6日ぶりに定点観察にやって来ました。
いつものように赤外線の暗視カメラを樹洞内にそっと差し込んでいる途中で、珍しく中からブーン♪という重低音の羽音が聞こえたので焦りました。
気温は高くなく、扇風行動もしていませんでした。
巣内を観察すると、モンスズメバチ成虫(計10匹?)の性比に圧倒的な偏りがありました。(♂>>♀)
雄蜂♂の数が増えていて、♀(ワーカーまたは新女王)よりも数で圧倒しています。
前回と比べて巣盤の形状が激変していて、育房が全く見えません。
遂に私が恐れていた事態が起こりました。
昼間にモンスズメバチの巣が誰かに破壊・駆除されてしまい、残党の成虫が巣の残骸に居残っているだけのようです。
難を逃れたワーカー♀が健気にも新たに形成された外皮で巣を修復しようと試みているのでしょうか?
しかし育房内で育つ幼虫が居ないと在巣の成虫は栄養交換できずに飢えてしまうことになります。
駆除されたとしたら、樹洞の底に巣の破片が散乱していたはずですが、迂闊にもこの日の私は気づきませんでした。
私が初めに聞いた謎の羽音も、最近昼間に巣を駆除されたモンスズメバチが樹洞への侵入者に対して敏感になり、警戒の羽音を立てたのかもしれません。

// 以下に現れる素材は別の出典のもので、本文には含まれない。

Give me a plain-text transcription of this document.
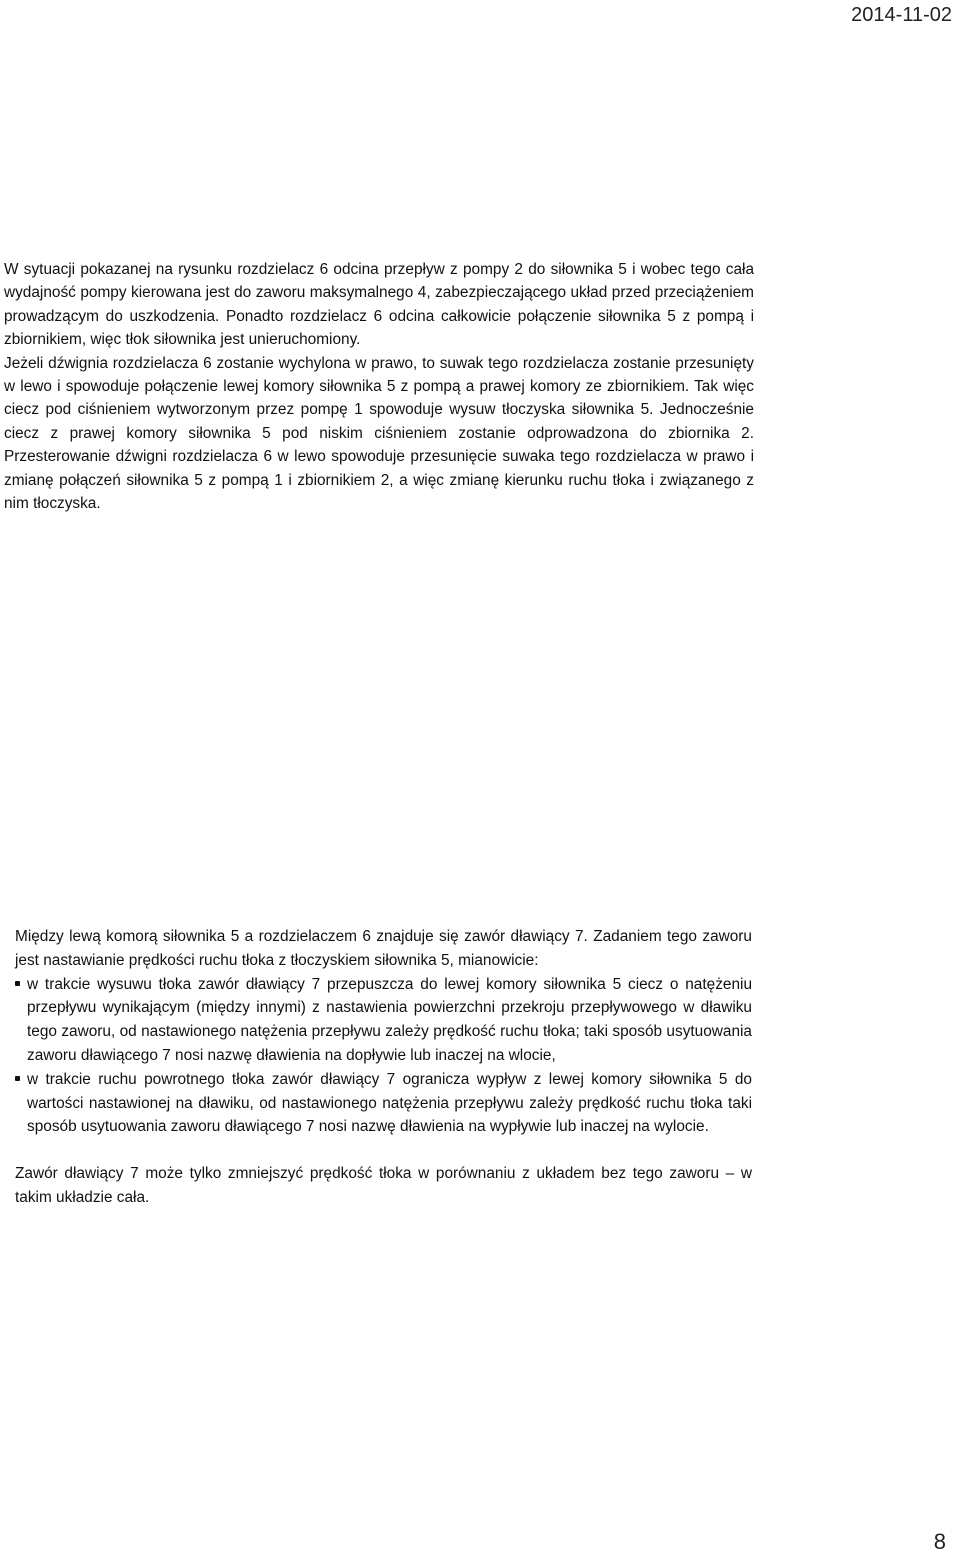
2014-11-02

W sytuacji pokazanej na rysunku rozdzielacz 6 odcina przepływ z pompy 2 do siłownika 5 i wobec tego cała wydajność pompy kierowana jest do zaworu maksymalnego 4, zabezpieczającego układ przed przeciążeniem prowadzącym do uszkodzenia. Ponadto rozdzielacz 6 odcina całkowicie połączenie siłownika 5 z pompą i zbiornikiem, więc tłok siłownika jest unieruchomiony.

Jeżeli dźwignia rozdzielacza 6 zostanie wychylona w prawo, to suwak tego rozdzielacza zostanie przesunięty w lewo i spowoduje połączenie lewej komory siłownika 5 z pompą a prawej komory ze zbiornikiem. Tak więc ciecz pod ciśnieniem wytworzonym przez pompę 1 spowoduje wysuw tłoczyska siłownika 5. Jednocześnie ciecz z prawej komory siłownika 5 pod niskim ciśnieniem zostanie odprowadzona do zbiornika 2. Przesterowanie dźwigni rozdzielacza 6 w lewo spowoduje przesunięcie suwaka tego rozdzielacza w prawo i zmianę połączeń siłownika 5 z pompą 1 i zbiornikiem 2, a więc zmianę kierunku ruchu tłoka i związanego z nim tłoczyska.

Między lewą komorą siłownika 5 a rozdzielaczem 6 znajduje się zawór dławiący 7. Zadaniem tego zaworu jest nastawianie prędkości ruchu tłoka z tłoczyskiem siłownika 5, mianowicie:

w trakcie wysuwu tłoka zawór dławiący 7 przepuszcza do lewej komory siłownika 5 ciecz o natężeniu przepływu wynikającym (między innymi) z nastawienia powierzchni przekroju przepływowego w dławiku tego zaworu, od nastawionego natężenia przepływu zależy prędkość ruchu tłoka; taki sposób usytuowania zaworu dławiącego 7 nosi nazwę dławienia na dopływie lub inaczej na wlocie,
w trakcie ruchu powrotnego tłoka zawór dławiący 7 ogranicza wypływ z lewej komory siłownika 5 do wartości nastawionej na dławiku, od nastawionego natężenia przepływu zależy prędkość ruchu tłoka taki sposób usytuowania zaworu dławiącego 7 nosi nazwę dławienia na wypływie lub inaczej na wylocie.

Zawór dławiący 7 może tylko zmniejszyć prędkość tłoka w porównaniu z układem bez tego zaworu – w takim układzie cała.

8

モンスズメバチのワーカー♀が減少したせいで、巣の防衛力が明らかに低下しています。
その結果、樹洞内に居候する多数のヤマトゴキブリ(Periplaneta japonica)が傍若無人に徘徊するようになりました。 モンスズメバチがゴキブリを攻撃したり巣から追い払ったりする行動は皆無でした。
その結果、居候ゴキブリによる巣の食害を抑止できなくなったのでしょうか?
しかし、ゴキブリの口元にカメラをズームインしても巣を食べているかどうか定かではありません。
パリパリ♪という咀嚼音も聞こえませんでした。
樹洞内に隠しカメラを据え付けて微速度撮影(タイムラプス)すれば、モンスズメバチの巣に一体何が起こったか一部始終を記録できたはずです。
ゲジらしき多足類も樹洞内を徘徊していました。(@2:11。巣の外側:4時の位置) モンスズメバチの巣の方へ近づいていたのに、撮影中は気づかず別の場所にズームインしてしまいました。
赤外線カメラのモノクロ映像では巣の破壊状況がよく分からないので、白色光でも撮影しようか迷いました。
しかし、スズメバチ用の防護服を着用していないので自重しました。(安全第一)
白色光の照明で照らした途端に夜行性のゴキブリは散り散りに逃げ出して、撮れなさそうな気がします。
撮影後に赤外線のデジタル温度計で測定すると、
樹洞内壁(巣門)の表面温度は20.8℃。
巣内に残った外皮の表面温度は20.7℃。
営巣木の周囲の外気温は21.0℃、湿度80%。